Using Pharos CPEs for a load-balanced, directional WiFi Internet uplink
Every year our computer association NoName e.V. organizes a retro computing event called RGB2R (»roots go back to the roots«), located in Heidelberg, Germany. Since the event venue only has a rather slow ADSL connection to the Internet, the WiFi solution provider maxspot sponsored four Pharos CPE510 to set up a load-balanced, directional WiFi link to a fiber-optic network.
For the WiFi link we used two CPE510 at each side in order to increase the total bandwidth and to keep the link up and running if one of the CPEs is forced to change WiFi channels on behalf of a weather radar. The CPEs were connected to and powered by an outdoor switch providing 24V passive PoE, which in turn was connected to a T1600G core switch. At the event venue the CPEs were connected to a PCEngines APU2 running Debian Linux, while the CPEs at the Internet connection point were connected to the fiber gateway using an ISP's cable network for the last mile. Between the CPEs there was an (almost) free line of sight.
The distance between the event venue and the Internet connection point is 538 meters, that's no big distance for a CPE510. All four CPEs were managed using TP-Link's free PharosControl management software, which allows easy access to the real-time statistics of each CPE. The following picture shows the map as it appears in PharosControl:
Because the ISP doesn't offer IPv6, two tunnels have been set up, one for each WiFi link. This way, we could not only use IPv6, but also easily load-balance over the two links by routing IP flows into one of the two tunnels. Since OpenVPN didn't perform well on the APU2 SoC, we used the light-weighted alternative Foo-over-UDP (fou), a UDP encapsulation protocol supporting IPIP, GRE and SIT tunnels. Because IPIP only supports IPv4 and SIT only supports IPv6, we ended up with four tunnels, two for each WiFi link with two for each address family:
According to the specs, a CPE510 can achieve a WiFi bandwidth of 300 Mbps, which yields a data speed of ~210 Mbps (70% of the WiFi speed) in IEEE802.11n mode.
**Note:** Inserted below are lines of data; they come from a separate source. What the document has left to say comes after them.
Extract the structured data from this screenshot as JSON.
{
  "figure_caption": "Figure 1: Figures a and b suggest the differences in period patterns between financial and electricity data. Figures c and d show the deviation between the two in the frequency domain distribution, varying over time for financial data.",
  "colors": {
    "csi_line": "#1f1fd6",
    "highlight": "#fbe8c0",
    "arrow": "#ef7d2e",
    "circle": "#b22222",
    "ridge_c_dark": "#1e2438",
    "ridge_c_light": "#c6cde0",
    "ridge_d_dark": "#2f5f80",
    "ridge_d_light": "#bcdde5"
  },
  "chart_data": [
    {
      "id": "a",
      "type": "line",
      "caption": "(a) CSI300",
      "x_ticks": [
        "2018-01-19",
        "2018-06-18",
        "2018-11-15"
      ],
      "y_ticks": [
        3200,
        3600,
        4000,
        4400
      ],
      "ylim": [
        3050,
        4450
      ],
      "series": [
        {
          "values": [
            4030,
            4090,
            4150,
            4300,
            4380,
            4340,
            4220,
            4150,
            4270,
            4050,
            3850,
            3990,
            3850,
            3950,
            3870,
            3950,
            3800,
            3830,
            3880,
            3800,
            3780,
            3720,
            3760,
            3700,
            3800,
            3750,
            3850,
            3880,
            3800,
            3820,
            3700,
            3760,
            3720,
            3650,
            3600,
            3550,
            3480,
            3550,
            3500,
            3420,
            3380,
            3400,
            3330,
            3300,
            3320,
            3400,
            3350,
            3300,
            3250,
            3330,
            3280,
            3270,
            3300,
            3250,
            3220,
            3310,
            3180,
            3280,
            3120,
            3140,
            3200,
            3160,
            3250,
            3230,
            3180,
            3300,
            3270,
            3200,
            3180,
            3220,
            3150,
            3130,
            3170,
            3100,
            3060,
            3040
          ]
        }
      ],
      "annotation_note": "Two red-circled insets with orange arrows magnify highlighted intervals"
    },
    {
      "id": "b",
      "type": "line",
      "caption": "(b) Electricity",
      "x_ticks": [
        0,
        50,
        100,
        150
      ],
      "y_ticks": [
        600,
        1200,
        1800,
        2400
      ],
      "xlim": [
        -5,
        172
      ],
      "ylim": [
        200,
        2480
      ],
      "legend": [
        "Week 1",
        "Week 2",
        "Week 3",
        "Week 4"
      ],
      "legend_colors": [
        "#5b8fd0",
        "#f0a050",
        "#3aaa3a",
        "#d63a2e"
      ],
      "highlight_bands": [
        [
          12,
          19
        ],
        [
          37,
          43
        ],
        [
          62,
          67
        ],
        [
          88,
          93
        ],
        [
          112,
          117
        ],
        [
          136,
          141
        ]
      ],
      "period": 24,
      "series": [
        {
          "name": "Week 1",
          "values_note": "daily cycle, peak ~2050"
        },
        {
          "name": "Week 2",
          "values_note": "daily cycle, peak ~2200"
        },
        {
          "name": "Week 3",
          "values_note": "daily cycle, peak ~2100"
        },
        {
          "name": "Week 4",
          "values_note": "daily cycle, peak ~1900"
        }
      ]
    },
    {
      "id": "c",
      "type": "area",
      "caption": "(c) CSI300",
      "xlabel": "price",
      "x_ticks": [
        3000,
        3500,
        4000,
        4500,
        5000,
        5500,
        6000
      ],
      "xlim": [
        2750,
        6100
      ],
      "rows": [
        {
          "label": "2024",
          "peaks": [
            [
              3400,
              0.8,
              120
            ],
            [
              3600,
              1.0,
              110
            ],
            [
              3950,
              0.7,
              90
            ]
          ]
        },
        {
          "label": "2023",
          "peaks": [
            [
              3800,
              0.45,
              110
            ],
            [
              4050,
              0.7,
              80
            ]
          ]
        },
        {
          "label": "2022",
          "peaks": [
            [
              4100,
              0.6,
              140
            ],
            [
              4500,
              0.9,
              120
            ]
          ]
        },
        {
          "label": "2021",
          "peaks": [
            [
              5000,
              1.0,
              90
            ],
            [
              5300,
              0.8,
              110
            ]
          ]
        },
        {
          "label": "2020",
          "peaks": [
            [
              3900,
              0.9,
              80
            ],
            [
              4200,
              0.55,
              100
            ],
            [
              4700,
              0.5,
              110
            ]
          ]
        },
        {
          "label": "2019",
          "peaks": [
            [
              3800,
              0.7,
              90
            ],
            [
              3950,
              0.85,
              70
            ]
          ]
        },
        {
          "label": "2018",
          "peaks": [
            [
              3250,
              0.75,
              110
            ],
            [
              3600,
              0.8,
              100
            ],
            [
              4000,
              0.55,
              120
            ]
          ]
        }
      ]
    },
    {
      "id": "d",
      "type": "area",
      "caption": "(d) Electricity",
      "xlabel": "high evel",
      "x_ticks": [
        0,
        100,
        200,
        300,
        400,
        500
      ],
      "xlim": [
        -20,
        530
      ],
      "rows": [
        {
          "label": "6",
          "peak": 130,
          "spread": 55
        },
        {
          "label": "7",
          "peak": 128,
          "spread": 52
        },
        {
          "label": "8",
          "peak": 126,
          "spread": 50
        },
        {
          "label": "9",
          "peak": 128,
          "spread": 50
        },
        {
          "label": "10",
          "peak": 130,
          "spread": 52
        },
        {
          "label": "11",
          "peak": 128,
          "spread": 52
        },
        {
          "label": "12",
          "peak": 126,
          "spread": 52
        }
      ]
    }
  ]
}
Since WiFi is half-duplex, but Ethernet is full-duplex, the total throughput of for data is therefore 100 Mbps - this is the reason why the CPE510 has only a FastEthernet (100BASE-TX) interface. For actual bandwidth and mounting height calculation we used UBNT's AirLink calculator with settings matching the characteristics of a CPE (values shown are for one WiFi link):
Since the line of sight was covered by a tree, we could achieve a signal-to-noise ratio (SNR) of 32dB for uplink0 and 35dB for uplink1 only, but that's still acceptable under those circumstances. When it was raining, SNR dropped by 1 to 3 dB:
Measurements have shown a throughput of about 80 Mbps with peaks up to 90 Mbps (data speed) per WiFi link when under load, thus yielding 170 Mbps for the two load-balanced links. This corresponds to a WiFi speed of ~115 to 130 Mbps per CPE, which is half of the capacity the device is able to achieve in IEEE 802.11n mode. Limiting factors were the speed of the Ethernet interface (100 Mbps per direction) and the fact that upstream bandwidth was limited to avoid saturation of the ISP uplink. Anyway, there still was a reserve on upstream bandwidth, since people didn't sent huge amounts of data as can be seen in the statistics:
TP-Link's CPEs performed very well and have fully met our expections for this installation. They are easy to set up, rock-stable (if you properly ground them!) and have an excellent performance for an affordable price. It would be great if the AC versions of CPE 500, CPE 521 and CPE 530 available in Asia and Australia only at the time will become available in the EU, too.